Friday, June 28, 2013

Ask a different question.


This was originally posted on the University of Liverpool website on 28th June 2013; http://news.liv.ac.uk/2013/06/28/the-liverpool-view-ian-brady-ask-a-different-question/

Today, a Mental Health Tribunal has announced its decision that Ian Brady should remain a patient of Ashworth Hospital.

So what does all this mean about Mental Health Tribunals in cases such as these? First, in my opinion, the central (and hugely important) issues for a Tribunal should be to answer two key questions: what sort of care does a person require and, assuming they disagree, are they psychologically capable of making that decision?

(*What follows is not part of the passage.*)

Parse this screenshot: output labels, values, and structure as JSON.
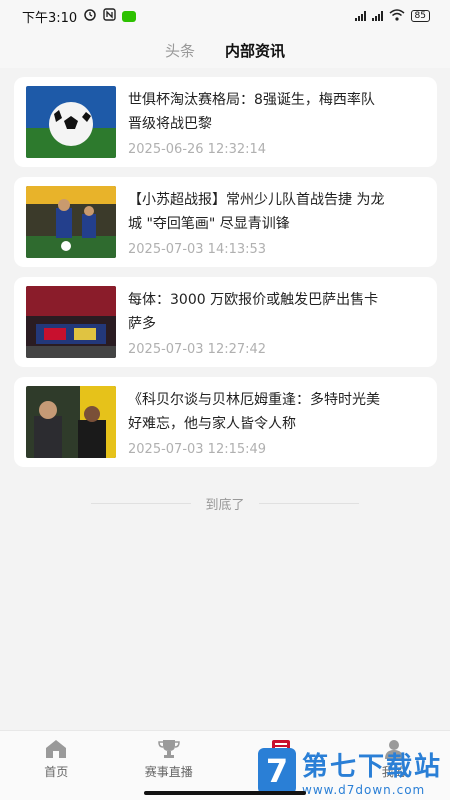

Issues of mental health and psychological capacity are matters for deciding on the practicalities of where (prison or secure hospital) the person should reside. Criminologists, psychologists, sociologists and doctors must try to understand why people do what they do, but the concept of “illness” is unhelpful.  Questions of guilt and the reasons for the commission of crimes are matters for criminal courts, not Mental Health Tribunals.
In my opinion, this case is a good example of how we need to re-think fundamental issues about mental health and human behaviour. I do think – and it’s important to stress this – that everybody has a right to be cared for in the manner most appropriate to their needs.
The staff in psychiatric hospitals have distinctive and hugely valuable skills needed to help people who are suicidal, who self-harm, hear voices or are terrified by paranoid delusions. We are all, including those convicted of criminal activity, entitled to appropriate, high-quality care.

Of course, we might all agree that a hospital is the right place, but the individual concerned may well disagree. This is, in essence, the substance of many Tribunal decisions. I do not believe that this issue is best addressed by asking if a person is “ill”.
Instead we need to consider two key questions; a) is it clear that hospital care is the right course of action?, b) in cases where the individual disagrees, are they in a position to make a decision for themselves? If a person is able to make a rational decision to refuse hospital care, in my opinion, that decision should stand. But that decision shouldn’t be based on the question of “illness”. It should be based on the person’s capacity to make a decision for themselves.

So, in my opinion, tribunals should be focused squarely on the needs of the individual and their capacity to make decisions, for themselves, about the care being offered.

Public discussion of Ian Brady’s case, because of his notoriety and the unique experience of a public Mental Health Tribunal, has also focused on issues of madness and responsibility for crimes. And here, again, the issue of illness, in my opinion, needs to be re-thought. We do need to understand and explain why people behave in such ways, but I don’t think the language of “illness” helps here either.

Although I think it’s extremely unlikely, we do need to think about whether some biological abnormality might be a factor in crimes of this nature. But if that were to be the case, it’s close to impossible to see how such a finding would relate to the diagnostic morass that all observers find themselves in (and always have).

For any diagnosis, the vast majority with such a diagnosis would never commit crimes such as Brady’s, and the vast majority of homicides are associated with no mental health diagnosis, let alone a specific one. There are absolutely reasons why those convicted of serious crime do what they do – and those reasons are psychological, social and, perhaps even biological.

But it cannot be said that “they did what they did because they are sick” is any kind of satisfactory answer.